The Importance of Maintaining Continuous Impedance in PCB Design

Ensuring continuous impedance in PCB design is crucial for effective signal transmission. However, there are instances where impedance discontinuities may occur, leading to signal reflection and potential issues. Here are some key considerations:

1. Gradient Line

When dealing with small RF device packages, gradient lines are used to avoid sudden changes in line width. This helps prevent impedance disruptions. It is important to pay attention to the transition part of the line to maintain signal integrity.

2. Corner

Right-angle corners in RF signal lines can cause impedance discrepancies and signal reflection. To address this, chamfering or filleting the corners can help reduce impedance disruptions. A larger radius for the arc angle is recommended (R>3W).

3. Large Pad

Large pads on microstrip lines can introduce distributed capacitance, affecting the characteristic impedance. To mitigate this, thickening the microstrip line medium or hollowing out the ground plane under the pad can help reduce the impact of distributed capacitance.

4. Vias

Vias play a critical role in connecting transmission lines on different layers of a PCB. However, via stubs and parasitic parameters can lead to impedance issues.
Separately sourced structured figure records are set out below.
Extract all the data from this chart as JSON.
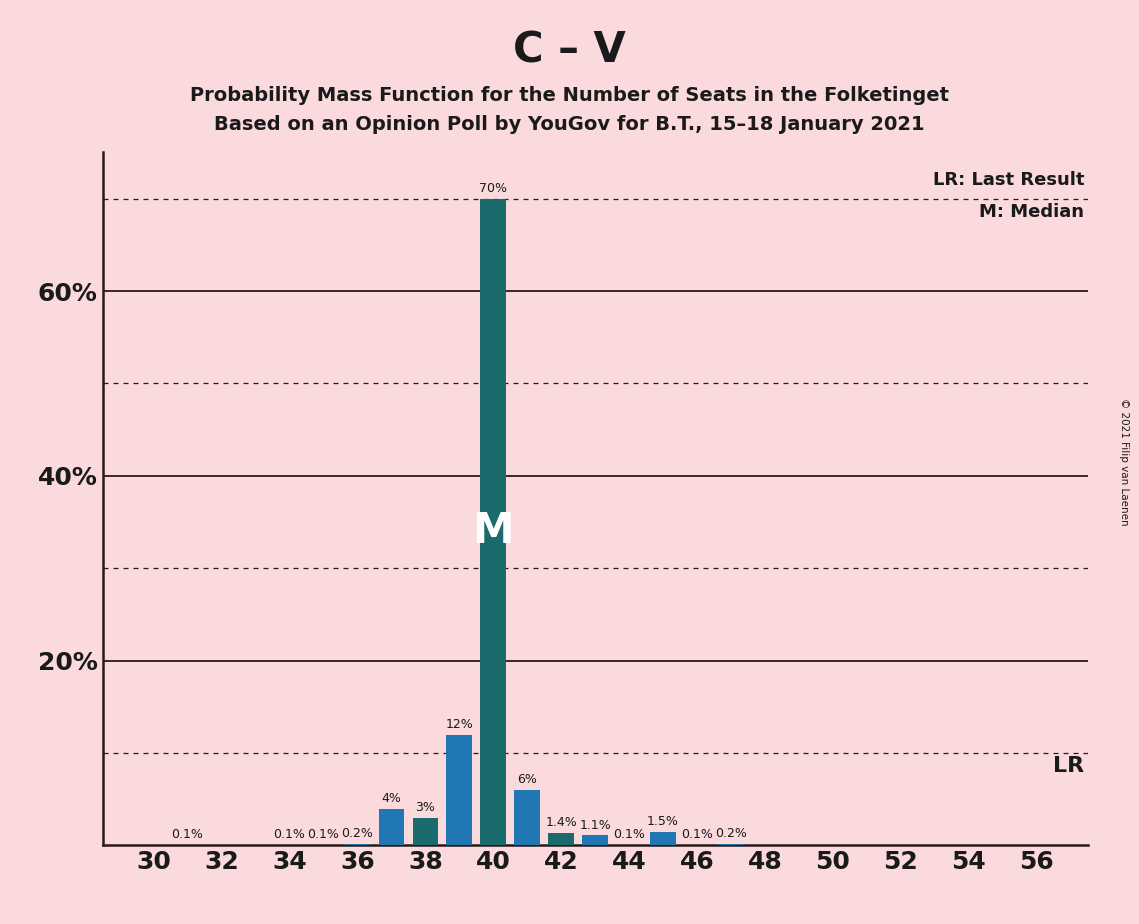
{
  "title": "C – V",
  "subtitle1": "Probability Mass Function for the Number of Seats in the Folketinget",
  "subtitle2": "Based on an Opinion Poll by YouGov for B.T., 15–18 January 2021",
  "copyright": "© 2021 Filip van Laenen",
  "seats": [
    30,
    31,
    32,
    33,
    34,
    35,
    36,
    37,
    38,
    39,
    40,
    41,
    42,
    43,
    44,
    45,
    46,
    47,
    48,
    49,
    50,
    51,
    52,
    53,
    54,
    55,
    56
  ],
  "probabilities": [
    0.0,
    0.1,
    0.0,
    0.0,
    0.1,
    0.1,
    0.2,
    4.0,
    3.0,
    12.0,
    70.0,
    6.0,
    1.4,
    1.1,
    0.1,
    1.5,
    0.1,
    0.2,
    0.0,
    0.0,
    0.0,
    0.0,
    0.0,
    0.0,
    0.0,
    0.0,
    0.0
  ],
  "bar_colors": [
    "#2077b4",
    "#2077b4",
    "#2077b4",
    "#2077b4",
    "#2077b4",
    "#2077b4",
    "#2077b4",
    "#2077b4",
    "#1a6b6b",
    "#2077b4",
    "#1a6b6b",
    "#2077b4",
    "#1a6b6b",
    "#2077b4",
    "#2077b4",
    "#2077b4",
    "#2077b4",
    "#2077b4",
    "#2077b4",
    "#2077b4",
    "#2077b4",
    "#2077b4",
    "#2077b4",
    "#2077b4",
    "#2077b4",
    "#2077b4",
    "#2077b4"
  ],
  "median_seat": 40,
  "lr_value": 10.0,
  "lr_label": "LR: Last Result",
  "median_label": "M: Median",
  "median_marker": "M",
  "background_color": "#fadadd",
  "ylim_max": 75,
  "ytick_values": [
    0,
    20,
    40,
    60
  ],
  "ytick_labels": [
    "",
    "20%",
    "40%",
    "60%"
  ],
  "xlabel_ticks": [
    30,
    32,
    34,
    36,
    38,
    40,
    42,
    44,
    46,
    48,
    50,
    52,
    54,
    56
  ],
  "solid_gridlines": [
    20.0,
    40.0,
    60.0
  ],
  "dotted_gridlines": [
    10.0,
    30.0,
    50.0,
    70.0
  ],
  "xlim_left": 28.5,
  "xlim_right": 57.5,
  "bar_width": 0.75
}
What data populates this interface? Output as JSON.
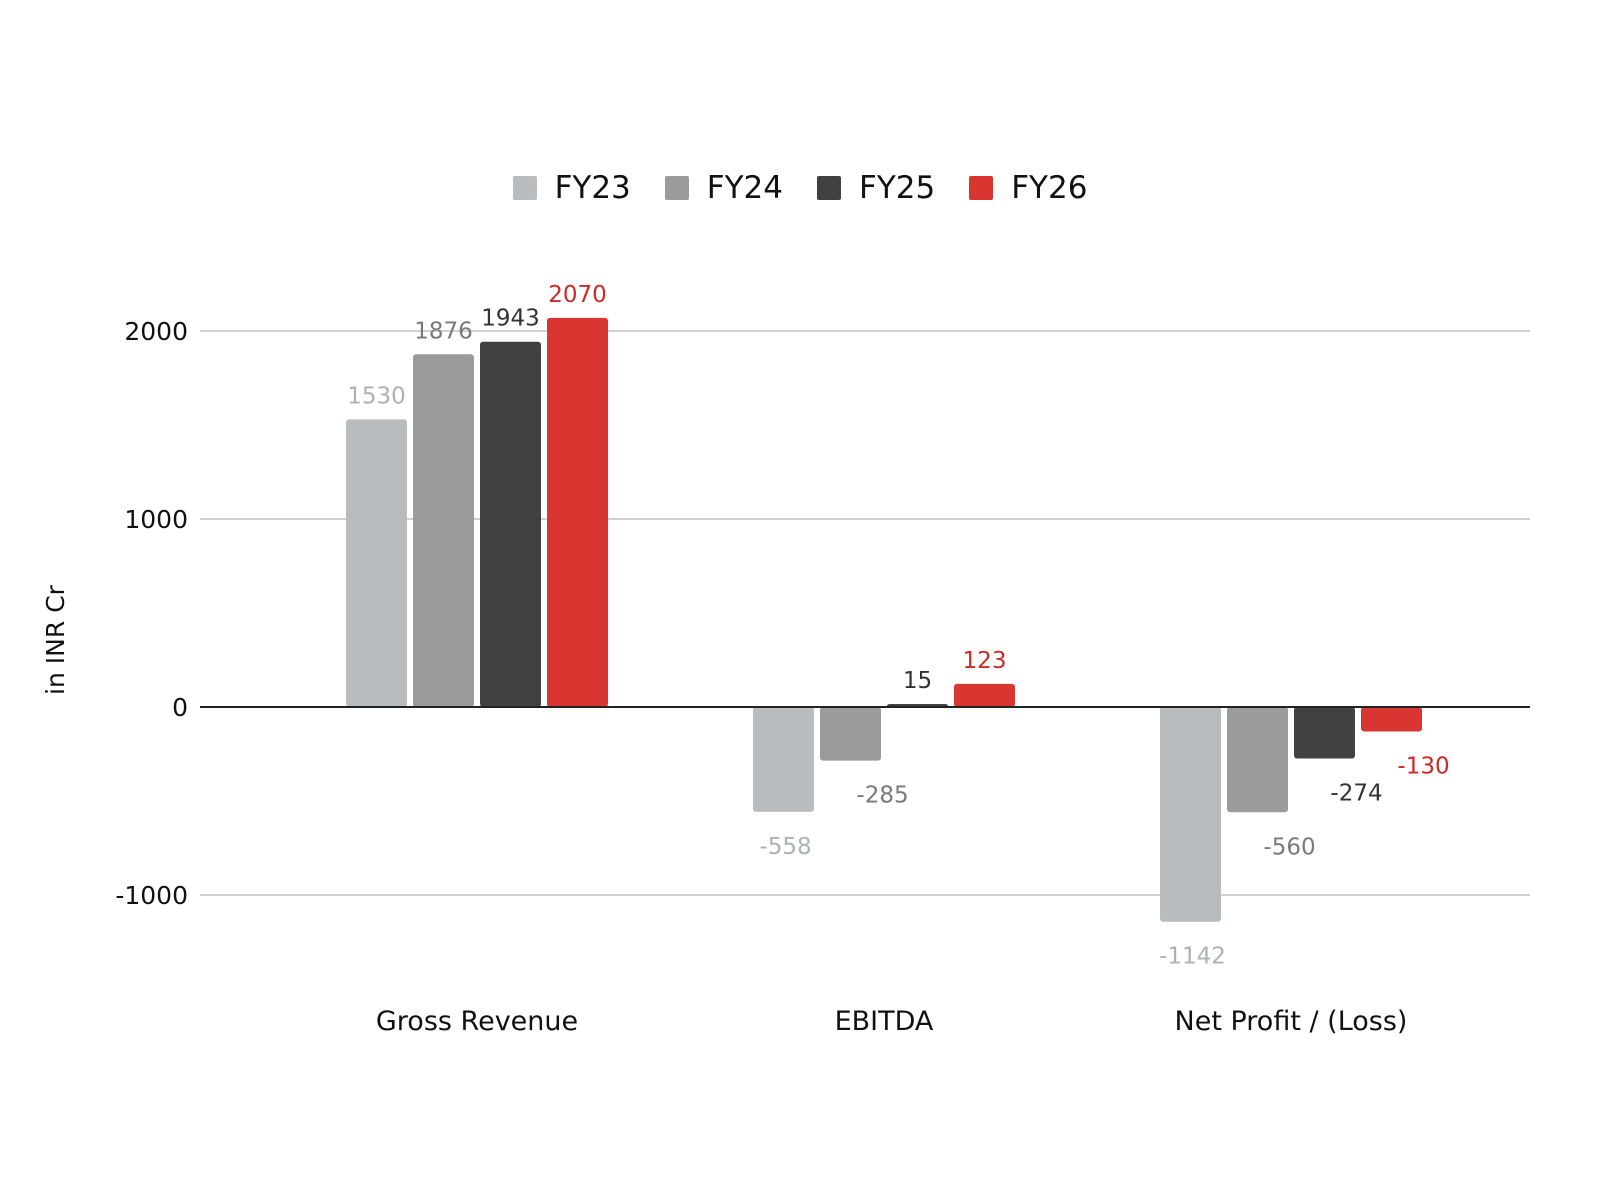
{
  "chart_data": {
    "type": "bar",
    "categories": [
      "Gross Revenue",
      "EBITDA",
      "Net Profit / (Loss)"
    ],
    "series": [
      {
        "name": "FY23",
        "values": [
          1530,
          -558,
          -1142
        ],
        "color": "#b9bcbf",
        "label_color": "#aeb1b4"
      },
      {
        "name": "FY24",
        "values": [
          1876,
          -285,
          -560
        ],
        "color": "#9b9b9b",
        "label_color": "#7a7a7a"
      },
      {
        "name": "FY25",
        "values": [
          1943,
          15,
          -274
        ],
        "color": "#414141",
        "label_color": "#333333"
      },
      {
        "name": "FY26",
        "values": [
          2070,
          123,
          -130
        ],
        "color": "#d93631",
        "label_color": "#cc2a25"
      }
    ],
    "title": "",
    "xlabel": "",
    "ylabel": "in INR Cr",
    "ylim": [
      -1000,
      2000
    ],
    "yticks": [
      2000,
      1000,
      0,
      -1000
    ],
    "grid": true,
    "legend_position": "top-center"
  }
}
Utilizing a diskless process and optimizing the anti-pad diameter can help reduce via impedance discontinuities.

5. Through-Hole Coaxial Connector

Similar to vias, through-hole coaxial connectors can experience impedance disruptions. Implementing a diskless process, choosing a suitable lead-out method, and optimizing the anti-pad diameter on the PCB board can aid in minimizing impedance discrepancies.